Other factors that increase liking:
- Familiarity. Claimed to the the World’s Greatest Salesman Of All Time, Joe Girard said his secret was sending out greeting cards every month to thousands of his former customers. He knows that we tend to trust people the MORE familiar we are of them.
- Similarity. Like attracts like. We tend to like others who are like us. This is why salespeople often try to create rapport by finding any hobbies and interests they have in common with their prospect. On our Medical History sheet, we have patients fill out their interests. That way we can mention them initially during the consultation to build rapport.
6) Social proof principle
“Since 95 percent of the people are imitators and only 5 percent initiators, people are persuaded more by the actions of others than by any proof we can offer.” – Dr. Robert Cialdini
People will follow what they see others doing. If we see others taking a certain path, then we assume it’s right for us too.

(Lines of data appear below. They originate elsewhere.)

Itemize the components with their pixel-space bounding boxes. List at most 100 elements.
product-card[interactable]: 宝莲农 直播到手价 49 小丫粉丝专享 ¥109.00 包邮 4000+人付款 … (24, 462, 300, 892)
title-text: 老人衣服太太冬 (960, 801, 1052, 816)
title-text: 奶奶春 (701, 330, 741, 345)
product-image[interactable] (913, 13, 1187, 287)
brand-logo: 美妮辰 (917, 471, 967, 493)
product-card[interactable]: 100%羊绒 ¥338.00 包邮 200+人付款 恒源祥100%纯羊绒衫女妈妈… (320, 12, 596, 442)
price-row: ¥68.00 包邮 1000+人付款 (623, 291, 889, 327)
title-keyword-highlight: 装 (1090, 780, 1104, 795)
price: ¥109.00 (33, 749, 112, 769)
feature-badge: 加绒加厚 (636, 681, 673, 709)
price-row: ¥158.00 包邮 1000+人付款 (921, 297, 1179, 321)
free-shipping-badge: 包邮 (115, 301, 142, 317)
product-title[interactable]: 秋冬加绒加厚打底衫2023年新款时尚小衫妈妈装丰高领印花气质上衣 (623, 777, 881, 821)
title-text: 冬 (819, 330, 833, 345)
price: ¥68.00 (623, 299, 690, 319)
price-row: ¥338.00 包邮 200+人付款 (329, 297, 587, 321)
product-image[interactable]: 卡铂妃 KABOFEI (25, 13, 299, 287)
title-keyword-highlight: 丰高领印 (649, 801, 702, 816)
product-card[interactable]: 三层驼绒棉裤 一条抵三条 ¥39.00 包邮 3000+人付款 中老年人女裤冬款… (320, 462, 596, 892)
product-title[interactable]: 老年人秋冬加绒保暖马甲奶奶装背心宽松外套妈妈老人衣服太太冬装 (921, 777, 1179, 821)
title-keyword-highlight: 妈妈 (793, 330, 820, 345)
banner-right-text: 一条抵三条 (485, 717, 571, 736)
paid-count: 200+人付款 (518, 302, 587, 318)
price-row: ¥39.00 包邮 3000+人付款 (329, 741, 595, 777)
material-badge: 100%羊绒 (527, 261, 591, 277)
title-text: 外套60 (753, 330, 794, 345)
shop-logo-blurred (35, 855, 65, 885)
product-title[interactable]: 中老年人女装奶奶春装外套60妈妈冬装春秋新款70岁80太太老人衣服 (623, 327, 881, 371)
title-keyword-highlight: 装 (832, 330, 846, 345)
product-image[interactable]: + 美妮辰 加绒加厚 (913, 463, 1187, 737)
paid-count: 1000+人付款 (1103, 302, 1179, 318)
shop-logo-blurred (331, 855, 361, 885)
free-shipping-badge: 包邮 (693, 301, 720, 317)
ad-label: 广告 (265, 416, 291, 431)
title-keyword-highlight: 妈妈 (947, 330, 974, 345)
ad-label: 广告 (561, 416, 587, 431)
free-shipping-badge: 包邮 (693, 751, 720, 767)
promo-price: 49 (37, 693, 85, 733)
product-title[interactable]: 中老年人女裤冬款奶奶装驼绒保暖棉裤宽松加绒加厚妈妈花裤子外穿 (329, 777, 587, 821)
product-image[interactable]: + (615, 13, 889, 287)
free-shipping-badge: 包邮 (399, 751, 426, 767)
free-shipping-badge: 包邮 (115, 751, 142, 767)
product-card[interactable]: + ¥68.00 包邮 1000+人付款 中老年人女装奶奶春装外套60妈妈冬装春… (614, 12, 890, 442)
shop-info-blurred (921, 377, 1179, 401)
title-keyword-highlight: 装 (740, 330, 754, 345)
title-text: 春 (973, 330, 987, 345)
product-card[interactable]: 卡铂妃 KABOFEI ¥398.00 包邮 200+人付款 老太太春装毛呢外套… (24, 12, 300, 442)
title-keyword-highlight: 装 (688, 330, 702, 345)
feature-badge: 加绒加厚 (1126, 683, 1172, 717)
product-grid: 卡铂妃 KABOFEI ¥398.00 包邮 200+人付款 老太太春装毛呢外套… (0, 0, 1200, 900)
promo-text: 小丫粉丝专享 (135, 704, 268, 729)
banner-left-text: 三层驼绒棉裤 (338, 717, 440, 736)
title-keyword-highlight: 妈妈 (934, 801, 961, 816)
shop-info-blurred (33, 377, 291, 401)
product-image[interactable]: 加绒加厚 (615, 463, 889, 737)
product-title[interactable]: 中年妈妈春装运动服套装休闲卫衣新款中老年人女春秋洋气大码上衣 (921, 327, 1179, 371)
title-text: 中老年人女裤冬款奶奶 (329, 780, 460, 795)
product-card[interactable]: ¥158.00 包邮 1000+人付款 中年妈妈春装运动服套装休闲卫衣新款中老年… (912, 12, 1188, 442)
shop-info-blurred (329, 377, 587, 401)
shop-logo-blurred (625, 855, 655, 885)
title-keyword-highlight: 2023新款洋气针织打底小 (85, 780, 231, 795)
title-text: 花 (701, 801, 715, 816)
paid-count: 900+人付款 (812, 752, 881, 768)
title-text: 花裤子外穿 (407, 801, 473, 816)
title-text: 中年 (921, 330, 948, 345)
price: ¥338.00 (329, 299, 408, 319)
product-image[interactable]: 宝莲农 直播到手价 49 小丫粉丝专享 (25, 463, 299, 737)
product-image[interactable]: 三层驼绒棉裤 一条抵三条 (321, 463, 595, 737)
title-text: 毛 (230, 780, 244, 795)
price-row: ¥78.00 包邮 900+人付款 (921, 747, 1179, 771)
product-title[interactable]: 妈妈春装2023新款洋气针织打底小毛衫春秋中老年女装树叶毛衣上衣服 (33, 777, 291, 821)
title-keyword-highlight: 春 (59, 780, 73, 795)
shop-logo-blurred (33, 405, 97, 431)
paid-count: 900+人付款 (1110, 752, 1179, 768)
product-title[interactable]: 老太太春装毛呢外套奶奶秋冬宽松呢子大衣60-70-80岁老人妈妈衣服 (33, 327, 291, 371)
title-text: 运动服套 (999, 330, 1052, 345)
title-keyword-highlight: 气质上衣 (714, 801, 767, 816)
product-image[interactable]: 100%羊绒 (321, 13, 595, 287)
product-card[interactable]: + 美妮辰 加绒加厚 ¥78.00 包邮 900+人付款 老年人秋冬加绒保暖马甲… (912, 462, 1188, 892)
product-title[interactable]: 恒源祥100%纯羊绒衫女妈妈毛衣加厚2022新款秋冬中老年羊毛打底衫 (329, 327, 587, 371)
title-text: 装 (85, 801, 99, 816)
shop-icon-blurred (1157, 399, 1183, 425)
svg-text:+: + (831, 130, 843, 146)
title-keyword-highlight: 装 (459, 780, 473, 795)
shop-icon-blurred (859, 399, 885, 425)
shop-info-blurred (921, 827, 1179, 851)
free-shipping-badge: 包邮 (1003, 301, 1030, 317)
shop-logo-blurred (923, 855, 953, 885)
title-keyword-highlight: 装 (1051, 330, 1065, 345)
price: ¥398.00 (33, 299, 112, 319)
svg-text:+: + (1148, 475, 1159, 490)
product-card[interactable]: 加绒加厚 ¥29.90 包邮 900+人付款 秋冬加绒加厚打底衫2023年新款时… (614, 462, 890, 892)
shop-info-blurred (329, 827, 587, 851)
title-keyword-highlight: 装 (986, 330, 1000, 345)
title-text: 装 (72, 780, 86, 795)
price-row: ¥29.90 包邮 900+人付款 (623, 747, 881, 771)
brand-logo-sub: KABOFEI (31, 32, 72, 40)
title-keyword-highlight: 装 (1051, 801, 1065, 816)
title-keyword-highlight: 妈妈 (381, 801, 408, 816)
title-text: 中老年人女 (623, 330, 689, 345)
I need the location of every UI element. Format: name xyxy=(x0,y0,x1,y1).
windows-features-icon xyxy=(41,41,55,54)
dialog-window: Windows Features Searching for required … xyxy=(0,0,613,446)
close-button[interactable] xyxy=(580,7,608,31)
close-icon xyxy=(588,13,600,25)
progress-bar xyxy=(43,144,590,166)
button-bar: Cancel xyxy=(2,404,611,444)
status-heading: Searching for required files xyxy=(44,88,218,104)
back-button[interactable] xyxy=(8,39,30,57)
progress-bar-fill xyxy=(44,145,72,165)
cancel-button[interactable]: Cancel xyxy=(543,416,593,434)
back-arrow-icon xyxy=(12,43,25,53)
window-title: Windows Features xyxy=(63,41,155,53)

An example can be seen when shopping online. If I’m searching to buy something on Amazon, such as a pair of hunting gloves, I’m more likely to buy the ones that have the most and best reviews. The more people that seem to like a product, the better we assume it is.
Our practice routinely uses social proof when patients are undecided about whether or not they should be sedated during treatment.
We say, “Mrs. Jones, most of our patients tell us that being sedated under these circumstances was the best thing that they have done in a long time.”
My staff knows that by using persuasion ethically, we can help patients overcome their fears and accept the recommended treatment.
Learning and using Cialdini’s principles provides a solid foundation for better understanding sales, marketing and persuasion in almost every situation.